Remarque importante : Les lignes directrices qui suivent sont entrées en vigueur pour toutes les demandes de permis de travail postdiplôme reçues à compter du 14 février 2019. Les lignes directrices antérieures s’appliquent à toutes les demandes reçues avant le 14 février 2019. Les demandeurs de permis de travail postdiplôme qui se sont vus refuser le permis de travail en fonction des lignes directrices antérieures peuvent présenter une nouvelle demande en vertu des nouvelles lignes directrices à compter du 14 février 2019, s’ils remplissent les critères de recevabilité.

[En caractères gras dans l’original.]

[8]  S’il est vrai que la première phrase de cette remarque pourrait être considérée comme ambiguë par certains demandeurs, la deuxième phrase ne peut, à mon avis, être plus claire : « Les lignes directrices antérieures s’appliquent à toutes les demandes reçues avant le 14 février 2019 ». L’argument de la demanderesse ne tient donc pas. Les agents d’immigration ont pour instruction d’appliquer le critère d’admissibilité de 90 jours aux demandes de permis de travail qui ont été présentées avant le 14 février 2019. Tel est le cas de la demanderesse en l’espèce.
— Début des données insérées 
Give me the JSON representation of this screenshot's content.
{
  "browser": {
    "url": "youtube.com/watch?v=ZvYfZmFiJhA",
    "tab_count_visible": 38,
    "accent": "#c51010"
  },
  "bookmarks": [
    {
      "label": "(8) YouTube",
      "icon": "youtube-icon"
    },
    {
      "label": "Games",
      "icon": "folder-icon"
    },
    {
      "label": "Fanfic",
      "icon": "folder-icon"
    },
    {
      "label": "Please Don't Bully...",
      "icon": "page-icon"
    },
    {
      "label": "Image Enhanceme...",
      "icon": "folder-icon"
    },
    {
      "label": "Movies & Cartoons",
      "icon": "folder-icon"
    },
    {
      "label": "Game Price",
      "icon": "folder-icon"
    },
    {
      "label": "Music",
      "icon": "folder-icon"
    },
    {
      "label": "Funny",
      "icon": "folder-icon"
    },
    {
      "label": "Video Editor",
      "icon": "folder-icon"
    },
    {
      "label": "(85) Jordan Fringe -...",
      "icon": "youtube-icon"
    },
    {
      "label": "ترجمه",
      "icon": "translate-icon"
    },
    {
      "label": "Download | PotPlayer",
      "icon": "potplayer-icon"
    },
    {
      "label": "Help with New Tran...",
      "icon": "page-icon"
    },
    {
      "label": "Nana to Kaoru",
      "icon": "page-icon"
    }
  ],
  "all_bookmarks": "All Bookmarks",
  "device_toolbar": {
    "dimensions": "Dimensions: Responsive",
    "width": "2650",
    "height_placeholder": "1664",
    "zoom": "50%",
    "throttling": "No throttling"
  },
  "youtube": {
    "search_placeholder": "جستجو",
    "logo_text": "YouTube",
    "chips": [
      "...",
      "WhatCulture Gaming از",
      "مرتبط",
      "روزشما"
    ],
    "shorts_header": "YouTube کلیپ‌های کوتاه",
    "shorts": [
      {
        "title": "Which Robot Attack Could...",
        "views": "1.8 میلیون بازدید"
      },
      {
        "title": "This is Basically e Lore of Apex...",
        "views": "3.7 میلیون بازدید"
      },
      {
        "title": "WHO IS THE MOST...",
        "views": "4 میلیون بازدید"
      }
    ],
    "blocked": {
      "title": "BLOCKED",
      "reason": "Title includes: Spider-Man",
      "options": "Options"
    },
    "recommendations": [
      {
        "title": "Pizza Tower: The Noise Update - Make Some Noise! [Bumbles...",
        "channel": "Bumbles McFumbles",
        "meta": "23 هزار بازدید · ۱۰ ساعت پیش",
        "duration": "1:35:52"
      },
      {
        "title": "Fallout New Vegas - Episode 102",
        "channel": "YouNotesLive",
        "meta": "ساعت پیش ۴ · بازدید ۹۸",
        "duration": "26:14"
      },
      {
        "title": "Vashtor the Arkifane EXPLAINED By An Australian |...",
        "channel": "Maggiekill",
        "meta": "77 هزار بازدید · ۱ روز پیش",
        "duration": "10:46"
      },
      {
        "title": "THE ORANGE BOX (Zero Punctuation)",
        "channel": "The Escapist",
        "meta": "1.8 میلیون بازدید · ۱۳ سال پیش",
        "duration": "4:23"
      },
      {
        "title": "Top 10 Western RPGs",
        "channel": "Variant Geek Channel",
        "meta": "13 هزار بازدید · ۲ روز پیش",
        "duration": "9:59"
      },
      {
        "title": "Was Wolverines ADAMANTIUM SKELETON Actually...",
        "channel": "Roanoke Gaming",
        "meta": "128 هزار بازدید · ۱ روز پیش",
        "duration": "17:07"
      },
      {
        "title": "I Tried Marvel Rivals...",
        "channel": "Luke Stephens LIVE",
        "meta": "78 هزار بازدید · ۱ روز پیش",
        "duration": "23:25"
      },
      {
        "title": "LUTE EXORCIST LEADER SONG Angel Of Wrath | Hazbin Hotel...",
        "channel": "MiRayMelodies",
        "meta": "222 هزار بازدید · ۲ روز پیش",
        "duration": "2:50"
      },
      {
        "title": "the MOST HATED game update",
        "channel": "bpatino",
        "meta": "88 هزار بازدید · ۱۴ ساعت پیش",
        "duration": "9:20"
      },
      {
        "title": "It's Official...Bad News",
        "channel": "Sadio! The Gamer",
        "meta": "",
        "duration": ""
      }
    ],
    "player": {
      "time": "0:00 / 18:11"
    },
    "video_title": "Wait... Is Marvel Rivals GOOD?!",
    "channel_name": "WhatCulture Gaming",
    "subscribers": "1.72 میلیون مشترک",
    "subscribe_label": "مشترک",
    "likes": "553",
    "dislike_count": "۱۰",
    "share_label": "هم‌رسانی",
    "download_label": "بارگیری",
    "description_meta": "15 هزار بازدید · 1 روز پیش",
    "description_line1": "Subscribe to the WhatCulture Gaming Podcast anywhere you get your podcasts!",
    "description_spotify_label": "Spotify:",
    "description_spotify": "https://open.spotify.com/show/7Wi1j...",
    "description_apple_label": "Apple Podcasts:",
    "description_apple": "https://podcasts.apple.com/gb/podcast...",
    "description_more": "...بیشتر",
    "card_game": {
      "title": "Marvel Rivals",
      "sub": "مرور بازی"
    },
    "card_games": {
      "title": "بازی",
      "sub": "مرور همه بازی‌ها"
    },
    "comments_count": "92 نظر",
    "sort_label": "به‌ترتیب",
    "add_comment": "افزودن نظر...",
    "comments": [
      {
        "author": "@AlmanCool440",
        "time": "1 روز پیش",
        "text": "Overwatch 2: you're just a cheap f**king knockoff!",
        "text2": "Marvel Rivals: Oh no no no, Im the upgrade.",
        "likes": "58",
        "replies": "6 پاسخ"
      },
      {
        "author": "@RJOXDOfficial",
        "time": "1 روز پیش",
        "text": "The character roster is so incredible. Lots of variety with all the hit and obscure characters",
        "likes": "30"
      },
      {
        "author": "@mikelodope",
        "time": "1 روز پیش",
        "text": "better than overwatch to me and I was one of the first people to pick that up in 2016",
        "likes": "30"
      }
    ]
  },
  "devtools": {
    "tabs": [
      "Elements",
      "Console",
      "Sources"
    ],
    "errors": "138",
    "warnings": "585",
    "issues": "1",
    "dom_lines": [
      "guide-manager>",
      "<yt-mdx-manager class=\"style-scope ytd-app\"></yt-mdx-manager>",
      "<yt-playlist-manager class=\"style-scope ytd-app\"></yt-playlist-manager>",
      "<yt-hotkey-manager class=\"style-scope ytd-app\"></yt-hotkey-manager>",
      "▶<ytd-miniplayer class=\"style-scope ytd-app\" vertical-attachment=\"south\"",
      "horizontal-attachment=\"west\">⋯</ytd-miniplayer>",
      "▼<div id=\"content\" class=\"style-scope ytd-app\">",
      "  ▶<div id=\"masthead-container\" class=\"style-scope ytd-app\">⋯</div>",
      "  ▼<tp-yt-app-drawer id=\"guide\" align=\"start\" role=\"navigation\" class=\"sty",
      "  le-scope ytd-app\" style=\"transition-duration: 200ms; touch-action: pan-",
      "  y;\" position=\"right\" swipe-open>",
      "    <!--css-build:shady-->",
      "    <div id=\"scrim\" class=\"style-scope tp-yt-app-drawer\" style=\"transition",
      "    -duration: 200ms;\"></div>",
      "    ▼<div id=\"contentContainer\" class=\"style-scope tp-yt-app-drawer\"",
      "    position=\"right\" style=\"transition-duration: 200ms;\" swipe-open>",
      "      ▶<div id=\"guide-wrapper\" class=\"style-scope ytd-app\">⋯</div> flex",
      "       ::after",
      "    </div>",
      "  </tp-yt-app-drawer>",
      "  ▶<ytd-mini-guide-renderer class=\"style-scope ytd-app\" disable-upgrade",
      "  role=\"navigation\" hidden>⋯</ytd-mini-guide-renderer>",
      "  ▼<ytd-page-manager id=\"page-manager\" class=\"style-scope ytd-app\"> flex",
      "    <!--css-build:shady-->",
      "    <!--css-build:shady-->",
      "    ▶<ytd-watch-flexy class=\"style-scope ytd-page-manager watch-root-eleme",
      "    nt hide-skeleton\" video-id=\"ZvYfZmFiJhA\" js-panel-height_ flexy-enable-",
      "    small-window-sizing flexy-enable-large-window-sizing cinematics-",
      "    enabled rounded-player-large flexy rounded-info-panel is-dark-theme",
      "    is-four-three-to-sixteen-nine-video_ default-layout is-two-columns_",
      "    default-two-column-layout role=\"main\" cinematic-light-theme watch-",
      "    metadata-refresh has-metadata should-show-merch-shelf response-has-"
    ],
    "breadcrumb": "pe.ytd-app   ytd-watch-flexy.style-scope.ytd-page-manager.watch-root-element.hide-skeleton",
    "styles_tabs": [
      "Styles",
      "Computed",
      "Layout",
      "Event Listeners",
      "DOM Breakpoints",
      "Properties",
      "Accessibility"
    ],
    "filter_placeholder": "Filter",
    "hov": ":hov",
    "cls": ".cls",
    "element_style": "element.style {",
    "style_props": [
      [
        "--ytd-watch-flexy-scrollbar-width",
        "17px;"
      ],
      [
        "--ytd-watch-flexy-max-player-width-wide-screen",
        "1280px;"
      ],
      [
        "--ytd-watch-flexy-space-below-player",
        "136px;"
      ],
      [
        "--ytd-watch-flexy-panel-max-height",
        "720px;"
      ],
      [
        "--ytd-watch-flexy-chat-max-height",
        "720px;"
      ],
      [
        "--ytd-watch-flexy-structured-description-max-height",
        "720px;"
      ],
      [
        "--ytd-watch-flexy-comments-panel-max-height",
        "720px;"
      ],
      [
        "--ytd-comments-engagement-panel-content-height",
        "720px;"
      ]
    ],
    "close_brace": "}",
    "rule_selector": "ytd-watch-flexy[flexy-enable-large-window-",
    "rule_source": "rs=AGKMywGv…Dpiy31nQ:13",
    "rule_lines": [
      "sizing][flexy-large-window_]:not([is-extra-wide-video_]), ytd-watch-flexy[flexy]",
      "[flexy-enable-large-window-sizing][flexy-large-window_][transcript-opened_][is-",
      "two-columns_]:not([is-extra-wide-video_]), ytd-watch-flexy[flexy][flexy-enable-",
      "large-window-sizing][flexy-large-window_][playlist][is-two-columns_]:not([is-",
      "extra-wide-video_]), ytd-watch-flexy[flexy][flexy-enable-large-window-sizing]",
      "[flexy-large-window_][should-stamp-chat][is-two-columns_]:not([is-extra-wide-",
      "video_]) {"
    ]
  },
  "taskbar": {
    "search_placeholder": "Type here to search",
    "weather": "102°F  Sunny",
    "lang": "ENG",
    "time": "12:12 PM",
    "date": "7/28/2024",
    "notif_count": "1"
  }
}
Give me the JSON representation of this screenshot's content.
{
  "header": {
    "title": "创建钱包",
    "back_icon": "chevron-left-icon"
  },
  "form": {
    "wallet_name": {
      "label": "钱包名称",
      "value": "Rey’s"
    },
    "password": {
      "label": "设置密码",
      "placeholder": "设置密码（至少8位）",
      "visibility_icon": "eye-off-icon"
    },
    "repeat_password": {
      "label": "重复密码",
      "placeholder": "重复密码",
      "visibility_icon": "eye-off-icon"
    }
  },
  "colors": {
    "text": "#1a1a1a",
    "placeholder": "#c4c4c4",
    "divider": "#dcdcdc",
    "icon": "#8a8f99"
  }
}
[9]  On ne peut affirmer que l’agent jouissait d’un pouvoir discrétionnaire qui n’existe pas. L’objet de la politique qui a été mise en place pour faciliter le traitement des demandes, son libellé (dans les deux langues officielles) et son contexte ne donnent pas lieu à l’interprétation, car la politique est très claire. L’argument selon lequel la demanderesse s’attendait légitimement à ce que l’ancienne politique soit appliquée de façon rétroactive ou rétrospective à sa demande est tout simplement inappropriée. La politique n’a aucun effet rétroactif puisqu’elle dispose que les règles antérieures au 14 février 2019 s’appliquent aux demandes qui ont été présentées avant le 14 février 2019. En effet, le ministre enjoint à ces agents d’adopter une façon de faire précise et l’agent saisi du dossier en l’espèce a simplement appliqué la politique comme il se doit. Pour qu’il y ait un effet rétroactif, ou rétrospectif, la nouvelle politique qui est entrée en vigueur après le 14 février 2019 aurait dû être appliquée rétrospectivement aux faits qui se sont produits avant cette date. Le fait qu’une première demande a été rejetée pendant la période de 90 jours ne change rien au fait que la nouvelle demande a été présentée bien après la période de 90 jours.

[10]  En juillet 2019, la demanderesse était au courant de l’existence de la nouvelle politique et de la période d’admissibilité restreinte qui y est prévue. Le mémoire du défendeur est fondé sur les instructions relatives à l’exécution du programme du 14 février 2019, dont la date butoir est claire. Les observations présentées au nom de la demanderesse ne contenaient aucun argument qui aurait permis de contester l’énoncé de la politique. En fait, rien n’a été contesté.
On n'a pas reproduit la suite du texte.